The aim of this study was to analyze all deaths from A (H1N1) in Estonia during the 2009-2010 epidemic to find out the reasons of high mortality and optimize management strategies for future influenza epidemics.


A retrospective review of medical records, autopsy reports, and reassessment of autopsy slides of all fatal cases of proven A (H1N1) influenza in Estonia from October 2009 to May 2010 was carried out.
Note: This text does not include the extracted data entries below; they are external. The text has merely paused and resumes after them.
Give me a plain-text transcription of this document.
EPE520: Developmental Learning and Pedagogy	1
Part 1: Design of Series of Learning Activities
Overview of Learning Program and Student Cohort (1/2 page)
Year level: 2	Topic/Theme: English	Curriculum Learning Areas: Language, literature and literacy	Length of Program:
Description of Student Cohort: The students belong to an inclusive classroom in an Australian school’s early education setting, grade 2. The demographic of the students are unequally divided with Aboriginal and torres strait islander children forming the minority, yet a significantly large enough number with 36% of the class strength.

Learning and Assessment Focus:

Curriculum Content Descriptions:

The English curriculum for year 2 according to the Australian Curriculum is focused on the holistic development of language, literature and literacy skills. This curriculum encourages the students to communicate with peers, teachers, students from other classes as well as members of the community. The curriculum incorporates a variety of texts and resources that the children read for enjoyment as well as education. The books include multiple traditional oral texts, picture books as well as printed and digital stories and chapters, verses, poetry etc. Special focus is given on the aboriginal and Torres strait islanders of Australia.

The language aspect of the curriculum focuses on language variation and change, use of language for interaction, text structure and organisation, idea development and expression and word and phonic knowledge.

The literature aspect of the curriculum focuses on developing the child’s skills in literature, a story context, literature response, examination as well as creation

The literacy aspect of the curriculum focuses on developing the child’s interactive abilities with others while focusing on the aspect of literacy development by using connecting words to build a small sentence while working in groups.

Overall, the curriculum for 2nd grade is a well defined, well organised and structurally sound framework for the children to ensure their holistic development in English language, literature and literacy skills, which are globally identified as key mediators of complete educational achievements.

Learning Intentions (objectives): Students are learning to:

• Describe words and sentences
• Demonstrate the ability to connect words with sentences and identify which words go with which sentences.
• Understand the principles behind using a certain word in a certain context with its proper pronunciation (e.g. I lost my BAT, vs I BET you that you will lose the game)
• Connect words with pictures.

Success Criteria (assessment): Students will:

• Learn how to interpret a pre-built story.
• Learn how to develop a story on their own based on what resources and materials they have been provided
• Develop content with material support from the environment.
There were a total of 21 proven fatal cases (median age, 57 years); the population mortality rate of 1.56 per 100 000 inhabitants was one of the highest in the world. Altogether, 18 of the 21 patients had known risk factors for influenza, and 3 patients were previously healthy children. Three decedents had received antiviral treatment, and none had been immunized. There were 19 decedents autopsied, with viral pneumonia (58%) being the most frequent pathological finding; 40% had evidence of bacterial superinfection. In 4 cases, influenza was not clinically suspected and was diagnosed postmortem. Influenza was the primary cause of death in 15 decedents, while in 9 cases, comorbidities played a significant role in fatal outcome. In the remaining 4 cases, another illness was considered the primary cause of death with influenza as an accompanying factor.
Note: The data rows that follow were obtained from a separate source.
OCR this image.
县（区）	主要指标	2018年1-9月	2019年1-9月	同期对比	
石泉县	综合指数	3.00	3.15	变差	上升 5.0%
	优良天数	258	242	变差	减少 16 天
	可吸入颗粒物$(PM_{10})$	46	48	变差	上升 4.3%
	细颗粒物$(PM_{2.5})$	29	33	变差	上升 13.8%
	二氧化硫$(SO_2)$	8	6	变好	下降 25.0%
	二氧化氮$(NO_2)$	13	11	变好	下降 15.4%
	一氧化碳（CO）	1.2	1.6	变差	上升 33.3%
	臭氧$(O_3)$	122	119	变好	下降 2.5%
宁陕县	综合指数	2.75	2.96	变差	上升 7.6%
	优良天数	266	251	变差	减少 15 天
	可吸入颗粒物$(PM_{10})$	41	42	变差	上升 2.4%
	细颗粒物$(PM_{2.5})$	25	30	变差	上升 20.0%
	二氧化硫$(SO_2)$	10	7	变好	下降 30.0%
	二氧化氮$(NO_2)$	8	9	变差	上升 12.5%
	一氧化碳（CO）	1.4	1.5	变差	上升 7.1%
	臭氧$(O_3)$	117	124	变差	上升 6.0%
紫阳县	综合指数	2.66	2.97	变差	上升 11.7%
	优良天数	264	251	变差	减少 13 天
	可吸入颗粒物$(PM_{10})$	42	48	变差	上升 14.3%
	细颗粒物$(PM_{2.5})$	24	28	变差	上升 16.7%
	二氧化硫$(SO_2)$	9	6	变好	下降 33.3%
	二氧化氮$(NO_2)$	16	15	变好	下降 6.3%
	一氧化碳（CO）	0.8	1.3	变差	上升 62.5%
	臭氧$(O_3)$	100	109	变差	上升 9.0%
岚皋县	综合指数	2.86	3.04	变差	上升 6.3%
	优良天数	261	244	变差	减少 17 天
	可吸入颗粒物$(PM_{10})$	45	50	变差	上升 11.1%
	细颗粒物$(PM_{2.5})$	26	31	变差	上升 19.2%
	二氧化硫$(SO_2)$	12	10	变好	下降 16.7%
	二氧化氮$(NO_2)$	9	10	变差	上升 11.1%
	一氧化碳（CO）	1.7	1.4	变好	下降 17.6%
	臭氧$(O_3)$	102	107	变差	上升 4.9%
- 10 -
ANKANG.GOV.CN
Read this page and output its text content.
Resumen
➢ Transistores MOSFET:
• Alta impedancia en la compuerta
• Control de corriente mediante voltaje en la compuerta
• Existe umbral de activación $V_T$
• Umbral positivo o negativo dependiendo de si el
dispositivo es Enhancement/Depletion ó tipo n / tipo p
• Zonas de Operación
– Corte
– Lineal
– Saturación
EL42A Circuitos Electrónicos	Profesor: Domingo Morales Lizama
High autopsy rate and liberal postmortem PCR testing enables the detection of additional A (H1N1) influenza cases, yet it might lead to overestimation of the population mortality rates, especially in a small population with low number of events. Increased vaccine coverage, vigilant diagnosing including wide PCR testing, and early more liberal use of antiviral medications during the influenza A (H1N1) epidemic may hold the potential of lowering population mortality.